Why not drop the pretense and allow these players to attend college, make a sizable though reasonable salary, and persue training specific to their planned profession. Of course semi-pro (trainer) leagues will never work because US college sports are big business that can not bear the competition, but why try to fit squares pegs into round molds.
Do away with traditional student athletics. Allow colleges to run the semi-pro leagues. Seperate college athletics from college. Don't make these young players conform to traditional academic requirements, and give up on the NCAA's unrealistic notions of amateur status. Pay them a set (and standarized) salary that will provide a sufficient incentive to forgo the massive pay day of going pro, ie. $50,000 for "starting players", $30,000 for "support players", etc. Require schools to provide insurance that will compensate atheletes with career ending injuries. Prohibit the pros from drafting of players who have not completed a required "training term" of four years.
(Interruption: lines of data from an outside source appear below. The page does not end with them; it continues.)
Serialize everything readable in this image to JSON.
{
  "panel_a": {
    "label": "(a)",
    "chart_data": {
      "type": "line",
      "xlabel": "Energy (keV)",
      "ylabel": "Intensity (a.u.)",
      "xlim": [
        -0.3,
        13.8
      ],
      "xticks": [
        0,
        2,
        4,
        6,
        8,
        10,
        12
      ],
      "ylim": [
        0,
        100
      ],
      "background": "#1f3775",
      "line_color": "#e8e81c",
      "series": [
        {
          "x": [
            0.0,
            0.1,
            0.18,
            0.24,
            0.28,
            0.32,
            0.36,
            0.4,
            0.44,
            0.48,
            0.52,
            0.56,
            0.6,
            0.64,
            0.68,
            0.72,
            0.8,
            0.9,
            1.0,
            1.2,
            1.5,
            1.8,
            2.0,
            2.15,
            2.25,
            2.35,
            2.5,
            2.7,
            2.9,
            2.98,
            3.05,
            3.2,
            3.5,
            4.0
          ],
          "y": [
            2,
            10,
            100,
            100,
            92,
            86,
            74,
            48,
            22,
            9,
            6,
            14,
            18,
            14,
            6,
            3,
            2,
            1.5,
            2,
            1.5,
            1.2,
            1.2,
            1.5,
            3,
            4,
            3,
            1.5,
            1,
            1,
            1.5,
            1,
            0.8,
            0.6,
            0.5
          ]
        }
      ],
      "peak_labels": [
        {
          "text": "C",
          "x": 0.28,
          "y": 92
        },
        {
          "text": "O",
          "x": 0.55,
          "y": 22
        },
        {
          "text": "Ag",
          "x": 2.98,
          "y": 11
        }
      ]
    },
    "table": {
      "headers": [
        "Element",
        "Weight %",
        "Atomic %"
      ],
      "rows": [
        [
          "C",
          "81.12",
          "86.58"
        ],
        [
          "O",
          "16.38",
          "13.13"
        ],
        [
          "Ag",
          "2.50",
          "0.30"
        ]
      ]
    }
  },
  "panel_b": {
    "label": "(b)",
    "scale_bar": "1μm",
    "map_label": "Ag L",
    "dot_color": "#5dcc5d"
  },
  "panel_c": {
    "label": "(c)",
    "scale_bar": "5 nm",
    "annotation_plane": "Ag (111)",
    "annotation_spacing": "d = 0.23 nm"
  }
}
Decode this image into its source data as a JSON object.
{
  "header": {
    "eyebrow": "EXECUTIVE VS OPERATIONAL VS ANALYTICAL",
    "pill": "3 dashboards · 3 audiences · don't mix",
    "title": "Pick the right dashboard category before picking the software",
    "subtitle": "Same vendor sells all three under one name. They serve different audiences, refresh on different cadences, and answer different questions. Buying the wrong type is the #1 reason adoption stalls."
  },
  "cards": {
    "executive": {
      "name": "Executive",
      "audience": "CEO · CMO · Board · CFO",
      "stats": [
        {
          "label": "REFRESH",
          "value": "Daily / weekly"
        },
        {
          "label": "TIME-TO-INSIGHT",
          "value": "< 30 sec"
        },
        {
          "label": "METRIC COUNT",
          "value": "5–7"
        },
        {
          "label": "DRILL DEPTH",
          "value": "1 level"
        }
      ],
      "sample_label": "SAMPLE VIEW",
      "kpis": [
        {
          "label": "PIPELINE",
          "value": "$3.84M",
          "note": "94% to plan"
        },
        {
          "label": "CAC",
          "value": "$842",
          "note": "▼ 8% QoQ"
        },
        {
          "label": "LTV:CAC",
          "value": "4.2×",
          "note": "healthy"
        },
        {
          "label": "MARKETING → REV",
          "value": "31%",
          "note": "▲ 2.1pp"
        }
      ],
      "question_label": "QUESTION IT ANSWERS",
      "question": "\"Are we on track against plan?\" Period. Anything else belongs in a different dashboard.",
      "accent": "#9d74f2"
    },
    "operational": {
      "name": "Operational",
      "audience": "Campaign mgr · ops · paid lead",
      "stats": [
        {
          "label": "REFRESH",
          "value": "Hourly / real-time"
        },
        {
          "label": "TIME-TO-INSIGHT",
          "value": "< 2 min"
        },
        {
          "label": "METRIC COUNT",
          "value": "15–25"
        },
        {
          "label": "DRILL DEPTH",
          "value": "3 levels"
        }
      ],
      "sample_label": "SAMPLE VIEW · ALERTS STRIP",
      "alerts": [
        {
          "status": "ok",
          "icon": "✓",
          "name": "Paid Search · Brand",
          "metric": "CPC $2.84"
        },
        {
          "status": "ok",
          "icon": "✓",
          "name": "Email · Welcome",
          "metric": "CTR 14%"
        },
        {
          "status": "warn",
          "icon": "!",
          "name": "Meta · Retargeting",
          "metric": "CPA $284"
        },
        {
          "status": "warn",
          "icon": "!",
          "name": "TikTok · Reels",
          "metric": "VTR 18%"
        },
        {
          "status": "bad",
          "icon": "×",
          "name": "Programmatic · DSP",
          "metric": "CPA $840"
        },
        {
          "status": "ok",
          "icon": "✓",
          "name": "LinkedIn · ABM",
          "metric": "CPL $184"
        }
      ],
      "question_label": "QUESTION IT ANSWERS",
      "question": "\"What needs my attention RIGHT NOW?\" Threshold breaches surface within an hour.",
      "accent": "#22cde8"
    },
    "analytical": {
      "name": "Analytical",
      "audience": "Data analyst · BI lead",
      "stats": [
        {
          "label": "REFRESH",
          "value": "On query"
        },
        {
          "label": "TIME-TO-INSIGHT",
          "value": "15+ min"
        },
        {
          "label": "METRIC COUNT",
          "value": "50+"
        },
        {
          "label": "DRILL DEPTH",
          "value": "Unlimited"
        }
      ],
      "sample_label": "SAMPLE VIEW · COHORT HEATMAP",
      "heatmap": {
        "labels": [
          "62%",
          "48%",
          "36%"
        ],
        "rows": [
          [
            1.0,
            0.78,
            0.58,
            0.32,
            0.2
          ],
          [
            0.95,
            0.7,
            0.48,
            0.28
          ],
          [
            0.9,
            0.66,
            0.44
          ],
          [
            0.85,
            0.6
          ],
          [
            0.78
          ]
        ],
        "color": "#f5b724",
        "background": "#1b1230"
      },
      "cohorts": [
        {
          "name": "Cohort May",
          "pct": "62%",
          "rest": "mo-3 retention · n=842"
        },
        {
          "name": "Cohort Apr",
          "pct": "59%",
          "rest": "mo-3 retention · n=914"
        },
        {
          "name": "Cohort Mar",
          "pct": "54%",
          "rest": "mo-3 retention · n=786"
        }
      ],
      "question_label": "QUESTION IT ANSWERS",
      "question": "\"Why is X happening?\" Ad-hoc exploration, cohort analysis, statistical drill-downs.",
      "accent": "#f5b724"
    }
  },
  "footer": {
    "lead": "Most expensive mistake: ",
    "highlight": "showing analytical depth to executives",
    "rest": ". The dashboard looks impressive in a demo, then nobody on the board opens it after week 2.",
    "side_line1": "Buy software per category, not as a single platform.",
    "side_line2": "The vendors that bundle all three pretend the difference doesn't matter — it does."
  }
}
Students would play while taking specialized classes in sport skills, money management, contract negotiation, and professional ethics. True some players will complete the program only to not be drafted, but hey I got a BFA in Theatre and now I am a lawyer. There are as many professioanl athletes as their are professional actors, writers, or artist, and I have noted no paternalistic protection of a young artist ability to persue what is likely to be a useless degree in Art History.
Through this program we would get professional millionaires with an ability to manage their resources, develop and maintain their skills, protect their athletic and personal assets, and maintain their personal identity.